Monday, July 7, 2008

Hisuterikku

I was reading some scanlations online (which I'm quite prone to do, apparently), when I came across this mysterious word: "hisuterikku". From what I could gather, the scans were from an [official] Chinese translation of the original Japanese comic. But whether the translation was from the Japanese dialogue or not is something else. Anyway. Character A starts describing character B as being "hisuterikku", which for a moment looks a bit foreign. Until I realised that the idiot "translator" (extremely generous use of word there) was phonetically transcribing the Japanese assimilated English word: "hysteric". Doesn't it take about 20 seconds to flip through a physical dictionary to confirm the spelling? And even if the translator was terrible at English, that translator must at least have English-competent collegues. Or maybe not, the translator's idiocy probably alienated herself from linguistically competent beings. Garr.

Rant #2: Scheschuan
Fine, it's a foreign word, and therefore has a spelling that's strange for English-speakers/readers. But still.
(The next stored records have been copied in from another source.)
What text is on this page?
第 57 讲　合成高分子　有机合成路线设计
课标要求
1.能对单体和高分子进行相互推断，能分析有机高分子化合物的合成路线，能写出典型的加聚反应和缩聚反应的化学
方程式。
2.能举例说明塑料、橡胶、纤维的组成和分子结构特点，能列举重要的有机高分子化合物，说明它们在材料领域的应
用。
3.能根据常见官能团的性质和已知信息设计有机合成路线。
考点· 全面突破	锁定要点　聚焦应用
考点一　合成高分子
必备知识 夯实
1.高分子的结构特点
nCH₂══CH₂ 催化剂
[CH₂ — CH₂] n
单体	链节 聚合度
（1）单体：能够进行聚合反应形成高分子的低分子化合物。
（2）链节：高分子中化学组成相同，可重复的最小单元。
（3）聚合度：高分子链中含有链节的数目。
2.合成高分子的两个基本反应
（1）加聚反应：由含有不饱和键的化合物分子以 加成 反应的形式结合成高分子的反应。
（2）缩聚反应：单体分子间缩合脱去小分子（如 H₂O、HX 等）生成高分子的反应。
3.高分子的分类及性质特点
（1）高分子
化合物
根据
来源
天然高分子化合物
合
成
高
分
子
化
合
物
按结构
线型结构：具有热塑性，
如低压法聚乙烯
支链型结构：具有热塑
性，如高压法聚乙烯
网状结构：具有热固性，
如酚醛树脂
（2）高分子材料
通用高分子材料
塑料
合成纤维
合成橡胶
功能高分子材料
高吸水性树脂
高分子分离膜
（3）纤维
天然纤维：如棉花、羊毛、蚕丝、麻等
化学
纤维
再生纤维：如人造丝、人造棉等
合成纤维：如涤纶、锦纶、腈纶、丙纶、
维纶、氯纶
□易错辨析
You KNOW it's Chinese, so why the frell would you think that it'd adopt a germanic spelling of "sch-"!? For the record, there are three official/accepted spellings: Sichuan (Mandarin Pinyin), Szechwan (Cantonese phonetic), and Szechuan (hybrid). Also, German Wikipedia recognises Sichuan, Sechuan, and Sezuan. So none of that sch- business.
Which reminds me: why the heck do English ppl think that a phonetically transcribed Chinese name /ch/ would be pronounced as a /sh/?? Eejits. Sichuan ends up sounding like "shesshuan" in the mouths of foreigners. Yes, it sounds foreign enough from English words, but it sounds equally foreign to Chinese ears. Encountering it almost makes me go hisuterikku!